6v6gt, thanks for the reply. Been away from an internet connection for a while so I have not been able to respond. I am using a watchdog timer. Tried to post the complete sketch but it is longer than 9000 characters so the system wont let me post it. Here is just the main loop:

void loop()
{
  BatteryCheckTimer();
  AwakeTimer();
  if (BatTimer == BatCheckTime)  //BatCheckTime is set for 8 iterations through the 8 second WDT loop (about 1 minute)
  {
    doBattCheck();
  }
  
  if (ATimer == SleepTime)  //SleepTime is set for 80 iterations through the 8 second WDT loop (about 10 minutes)
  {
    doWhileAwake();
  } //End of Main loop if timer was reached

  //Preparing to go to sleep
  byte old_ADCSRA = ADCSRA;                        // disable ADC //
  ADCSRA = 0;                                      // disable ADC //

  byte old_PRR = PRR;                              // disable Internal modules//
  PRR = 0xFF;                                      // disable Internal modules//

  MCUSR = 0;                                       // clear various "reset" flags// 

  // Watchdog Timer Parameters//
  WDTCSR = bit (WDCE) | bit (WDE);                 // allow changes, disable reset
  WDTCSR = bit (WDIE) | bit (WDP3) | bit (WDP0);   // set WDIE, and 8 seconds delay
  wdt_reset();                                     // pat the dog once program has executed.

  // Sleep Activation //
  set_sleep_mode (SLEEP_MODE_PWR_DOWN);            //Sleep mode Selection//
  sleep_enable();                                  //Sleep Now//

  sleep_cpu ();                                    //CPU is now sleeping
  // Once awake, code executes from this point. Once CPU wakes up do the follwoing to restore full operations
  sleep_disable();
  PRR = old_PRR;
  ADCSRA = old_ADCSRA;
}

So, I hooked up a multimeter and set it to monitor current draw. I watched it for 30 minutes and below are the results.

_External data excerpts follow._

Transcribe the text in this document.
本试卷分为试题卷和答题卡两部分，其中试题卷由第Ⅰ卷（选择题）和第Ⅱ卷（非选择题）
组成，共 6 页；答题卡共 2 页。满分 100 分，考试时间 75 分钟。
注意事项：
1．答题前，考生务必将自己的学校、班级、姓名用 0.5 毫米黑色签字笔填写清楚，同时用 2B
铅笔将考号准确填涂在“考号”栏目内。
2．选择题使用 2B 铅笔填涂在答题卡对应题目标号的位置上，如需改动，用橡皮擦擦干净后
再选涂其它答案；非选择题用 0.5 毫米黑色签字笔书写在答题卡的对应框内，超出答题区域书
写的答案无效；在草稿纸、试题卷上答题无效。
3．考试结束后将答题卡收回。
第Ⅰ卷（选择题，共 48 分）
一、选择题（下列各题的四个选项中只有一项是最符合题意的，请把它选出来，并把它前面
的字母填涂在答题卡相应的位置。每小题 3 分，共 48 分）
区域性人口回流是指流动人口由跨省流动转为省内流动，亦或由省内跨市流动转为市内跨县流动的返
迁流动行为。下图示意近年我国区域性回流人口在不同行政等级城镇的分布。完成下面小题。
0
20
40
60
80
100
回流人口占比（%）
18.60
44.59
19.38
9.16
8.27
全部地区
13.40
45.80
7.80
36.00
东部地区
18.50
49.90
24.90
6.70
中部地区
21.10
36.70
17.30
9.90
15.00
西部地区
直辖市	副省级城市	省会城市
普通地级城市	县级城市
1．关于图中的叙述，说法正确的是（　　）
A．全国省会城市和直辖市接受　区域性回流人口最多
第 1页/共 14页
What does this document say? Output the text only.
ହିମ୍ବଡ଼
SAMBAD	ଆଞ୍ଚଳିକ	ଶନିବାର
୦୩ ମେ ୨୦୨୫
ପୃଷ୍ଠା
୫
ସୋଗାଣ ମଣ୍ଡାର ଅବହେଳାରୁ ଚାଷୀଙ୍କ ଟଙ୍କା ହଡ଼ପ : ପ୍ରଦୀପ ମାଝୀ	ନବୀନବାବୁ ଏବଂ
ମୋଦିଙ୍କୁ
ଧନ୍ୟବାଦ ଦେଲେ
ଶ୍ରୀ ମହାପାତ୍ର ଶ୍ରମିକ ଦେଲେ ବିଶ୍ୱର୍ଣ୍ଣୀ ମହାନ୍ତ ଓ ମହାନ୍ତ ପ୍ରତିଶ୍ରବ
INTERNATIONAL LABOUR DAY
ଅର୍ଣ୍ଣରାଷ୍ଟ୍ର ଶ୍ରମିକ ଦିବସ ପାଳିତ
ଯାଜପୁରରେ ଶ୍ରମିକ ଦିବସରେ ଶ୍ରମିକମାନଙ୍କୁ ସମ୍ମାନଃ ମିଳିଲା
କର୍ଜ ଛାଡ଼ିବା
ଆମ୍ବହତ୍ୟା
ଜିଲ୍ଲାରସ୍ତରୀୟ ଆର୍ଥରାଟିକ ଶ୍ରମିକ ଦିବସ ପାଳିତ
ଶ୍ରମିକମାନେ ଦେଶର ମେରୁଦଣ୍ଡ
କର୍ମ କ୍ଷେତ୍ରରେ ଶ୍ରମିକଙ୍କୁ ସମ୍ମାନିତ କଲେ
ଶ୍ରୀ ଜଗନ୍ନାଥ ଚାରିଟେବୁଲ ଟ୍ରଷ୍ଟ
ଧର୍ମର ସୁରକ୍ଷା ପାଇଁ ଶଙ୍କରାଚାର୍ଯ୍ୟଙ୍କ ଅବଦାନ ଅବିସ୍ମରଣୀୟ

  1. Constant current draw is 26.8 microamps.
  2. Every minute the sketch wakes up and quickly checks the battery voltage. This process takes less than a seconds and the current draw increases to 38.8 microamps.
  3. Every ten minutes the sketch wakes up and checks the LDR sensor. If the sensor reading is different from the last reading the servo moves to a new preset angle. When this happens the current draw increases to about 11 milliamps. I forced a servo rotation during this time period so that I could measure the current draw. However, during the course of a normal day, I would expect the servo to only rotate no more than four times (when the sun is rising, when the sun is at its highest level, when the sun is setting, and finally when the sun is set).

For the last 12 days I have been running the project from a single 18650 3.7v LiPo battery. When I started the battery was at 4.12v. Battery reading today is about 3.68v. Seems to me that the project is draining the battery faster than it should be. I drained the battery and then fully charged it before starting the test so I know the battery is good. I used an inline power bank capacity tester to measure the battery capacity during charge and when it was done it registered 2405 mah.

Here are the components of this project:

  1. Arduino pro mini with on board LEDs and voltage regulator removed.
  2. LDR sensor with 10k resistor
  3. LED with 220K resistor for low battery warning
  4. 5v booster converter with on board LEDs removed (used to boost the 3.7v LiPo battery to 5v)
  5. Knock-off clone Futaba S3003 servo

Any additional thoughts?

jremington: Most hobby servos have a startup current of an ampere or so, and consume several hundred mA when moving. What type is yours?

jremington, thanks for the post. I am using a knock-off clone Futaba S3003. Right noe have no load on the servo during testing so when it rotates it is only pulling about 11 milliamps according to my multimeter. When I did do a test with a small amount of weight attached to the servo to simulate the resistance that might be present while it is trying to rotate the window blinds to different angles it did go into the 100s milliamps.

Well, 26.8 microamps is not bad in the power down mode. How, incidentally, have you wired the LDR sensor and resistor ? Probably not in series directly between Vcc and Gnd if you have achieved such a low Power Down current consumption.